Many days a week, Mohamed ‘Momo’ Ag Malha treks at least 7 miles (11km) around the enormous Mbera refugee camp in southeastern Mauritania that has been his home since 2012. The activity keeps the 84-year-old camp leader vigorous, and permits him to assess the wellbeing of other inhabitants.

His first stay in Mauritania came in 1991, when he escaped Mali as Tuareg rebels clashed with the army in his home Timbuktu area.

After four years as a refugee, he went back and worked for a year as a social worker before transitioning to a teacher. Then in 2012, the Tuareg unrest once again forced him across the border.

The former math and science teacher says he feels deeply sympathetic for the young people of Mbera, which is situated approximately 30 miles from the Malian border.

“Some of the young ones who were born here in Mbera have not once visited Mali,” he says. “They do not know their homeland [and] that is heartbreaking because a refugee always has dual loyalties: one here, where he lives, and another over there, in his homeland, which he hopes to go back to one day.”

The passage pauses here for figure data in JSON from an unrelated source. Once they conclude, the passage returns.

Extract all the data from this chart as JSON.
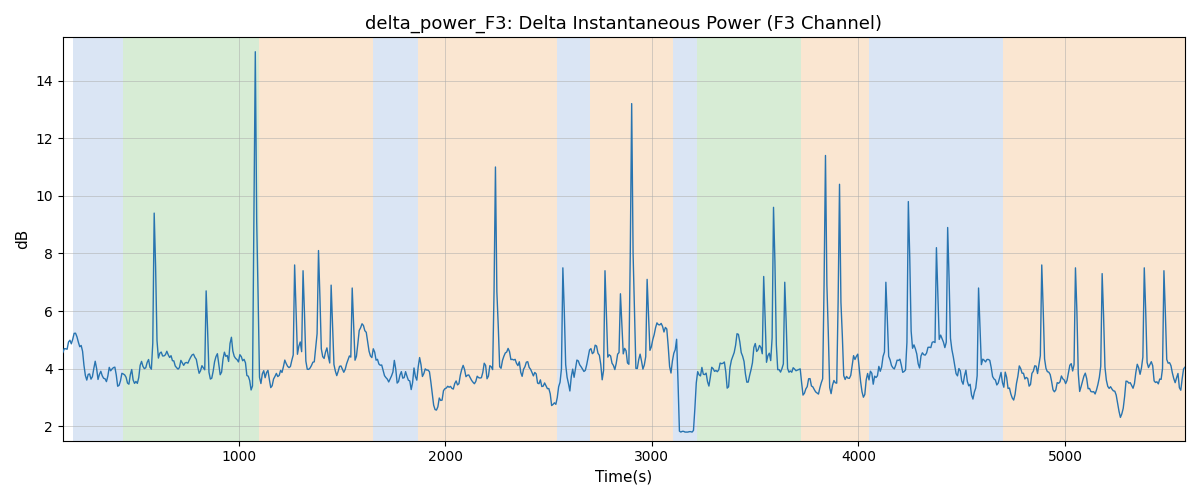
{
  "title": "delta_power_F3: Delta Instantaneous Power (F3 Channel)",
  "xlabel": "Time(s)",
  "ylabel": "dB",
  "ylim": [
    1.5,
    15.5
  ],
  "xlim": [
    150,
    5580
  ],
  "yticks": [
    2,
    4,
    6,
    8,
    10,
    12,
    14
  ],
  "xticks": [
    1000,
    2000,
    3000,
    4000,
    5000
  ],
  "figsize": [
    12.0,
    5.0
  ],
  "dpi": 100,
  "line_color": "#2874b0",
  "line_width": 1.0,
  "background_color": "#ffffff",
  "grid_color": "#aaaaaa",
  "bands": [
    {
      "start": 200,
      "end": 440,
      "color": "#aec6e8",
      "alpha": 0.45
    },
    {
      "start": 440,
      "end": 1100,
      "color": "#a8d5a2",
      "alpha": 0.45
    },
    {
      "start": 1100,
      "end": 1650,
      "color": "#f5c99a",
      "alpha": 0.45
    },
    {
      "start": 1650,
      "end": 1870,
      "color": "#aec6e8",
      "alpha": 0.45
    },
    {
      "start": 1870,
      "end": 2540,
      "color": "#f5c99a",
      "alpha": 0.45
    },
    {
      "start": 2540,
      "end": 2700,
      "color": "#aec6e8",
      "alpha": 0.45
    },
    {
      "start": 2700,
      "end": 3100,
      "color": "#f5c99a",
      "alpha": 0.45
    },
    {
      "start": 3100,
      "end": 3220,
      "color": "#aec6e8",
      "alpha": 0.45
    },
    {
      "start": 3220,
      "end": 3720,
      "color": "#a8d5a2",
      "alpha": 0.45
    },
    {
      "start": 3720,
      "end": 4050,
      "color": "#f5c99a",
      "alpha": 0.45
    },
    {
      "start": 4050,
      "end": 4700,
      "color": "#aec6e8",
      "alpha": 0.45
    },
    {
      "start": 4700,
      "end": 5580,
      "color": "#f5c99a",
      "alpha": 0.45
    }
  ],
  "seed": 42,
  "n_points": 800
}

Originally planned as a few thousand dwellings, Mbera now houses around 120,000 refugees, according to the UN refugee agency. In also, it is calculated that at least 154,000 refugees live in nearby villages across the Hodh Ech Chargui province. More than half are under 18.

Government officials say the area is the number three human encampment in Mauritania after Nouakchott and Nouadhibou, the administrative and commercial hubs.

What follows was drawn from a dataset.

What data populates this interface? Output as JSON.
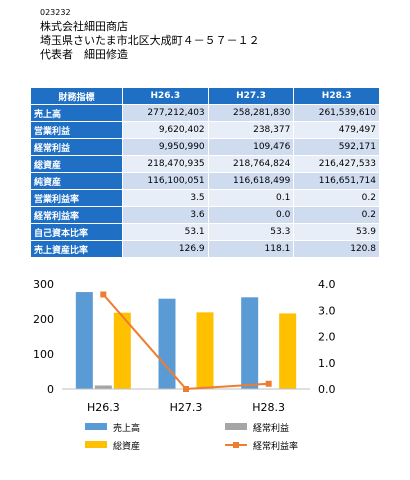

Each month, thousands more refugees arrive across the border, running from a jihadist insurgency that hijacked the Tuareg rebellion and has since left large parts of the country uncontrollable. Aid workers – especially at the UN World Food Programme (WFP) and Unicef office in the town of Bassikounou, which assists the camp and neighbouring settlements – cannot stop being concerned. They have faced dwindling resources as foreign donors – most notably the now defunct USAID – have severely slashed funding this year.

“We’ve gone from [being able to] support almost 90,000 people with both provisions or financial assistance every month to about 53,000 … and had to discontinue essential nutrition programmes for undernourished children and mothers due to financial constraints,” says Aliou Diongue, country director for WFP.

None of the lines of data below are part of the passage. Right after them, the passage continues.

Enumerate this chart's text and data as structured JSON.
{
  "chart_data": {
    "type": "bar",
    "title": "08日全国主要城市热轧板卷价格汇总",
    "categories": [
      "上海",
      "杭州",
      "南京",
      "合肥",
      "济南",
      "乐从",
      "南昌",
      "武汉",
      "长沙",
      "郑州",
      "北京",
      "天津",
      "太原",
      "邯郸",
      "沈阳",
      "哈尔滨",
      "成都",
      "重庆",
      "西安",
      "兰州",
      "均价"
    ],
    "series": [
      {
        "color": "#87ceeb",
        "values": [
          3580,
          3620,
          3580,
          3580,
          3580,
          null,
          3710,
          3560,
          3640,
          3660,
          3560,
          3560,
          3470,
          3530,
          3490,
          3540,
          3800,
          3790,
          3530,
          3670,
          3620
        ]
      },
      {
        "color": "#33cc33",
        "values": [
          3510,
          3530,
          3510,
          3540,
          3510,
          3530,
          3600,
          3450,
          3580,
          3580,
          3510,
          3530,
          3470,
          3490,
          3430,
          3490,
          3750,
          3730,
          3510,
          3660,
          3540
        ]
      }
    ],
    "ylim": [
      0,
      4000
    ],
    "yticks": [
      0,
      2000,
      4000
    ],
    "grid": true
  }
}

The camp has many of the trappings of a established settlement, including its own bank, eight schools, a market with more than 500 shops, and volleyball and football initiatives. Members of a parent-teacher association use megaphones to get more children enrolled in school. New comers are registered by aid workers and state agents using biometric systems.

Nearby, security patrols guard the camp from the risk of armed groups just a few miles from the border.

Some residents have taken on new responsibilities with enthusiasm: volunteers in the SOS Desert organisation farm produce for sale and operate an blaze control team putting out bushfires; members of a women’s resource network care for those maimed by jihadist attacks and expectant mothers while also spreading awareness about educating girls.

But the camp’s demands are obvious.

“We have the will, we have the women, but not enough funding or equipment,” a leading member of the network says. “Sometimes we reuse what little we have, but it is not enough for the demands of the camp.”

In the schools, the children are served one meal daily by WFP. At one school with 100 children per class, six or seven of them gather by a big tray to eat the same meal every school day – rice that is largely basic, save for a few legumes.

“We’re still providing school meals, essential food aid, and monetary aid in the Mbera camp, but it’s not enough,” says Diongue. “We’re focusing on the most needy while working tirelessly to acquire new funding through the expansion of our funding sources.”

The meals are funded by recent contributions including several thousand tonnes of rice provided by the South Korean government – the only goods in a most of the warehouses. A few donors are also helping start business programmes to help refugees cultivate and rear animals so they can earn an income and improve their standard of living.

Though Malha supervises everything responsibly, helping the aid workers’ cater to the most disadvantaged households, his heart aches to return to Mali.

“When you leave your country, you forfeit everything – your work, your home, your family sometimes,” he says. “Here, you depend only on humanitarian aid. Sometimes that aid is sufficient, sometimes it is not. And when it is not, you endure hardship.
“We are grateful to the Mauritanian authorities and the humanitarian organisations for what they have done for us but it is not the same as being in your own country, working with your own hands and living with pride.”
Troy Bauer
Troy Bauer

Marcus is a seasoned gaming analyst with over a decade of experience in reviewing online casinos and slot games, specializing in payout strategies and player safety.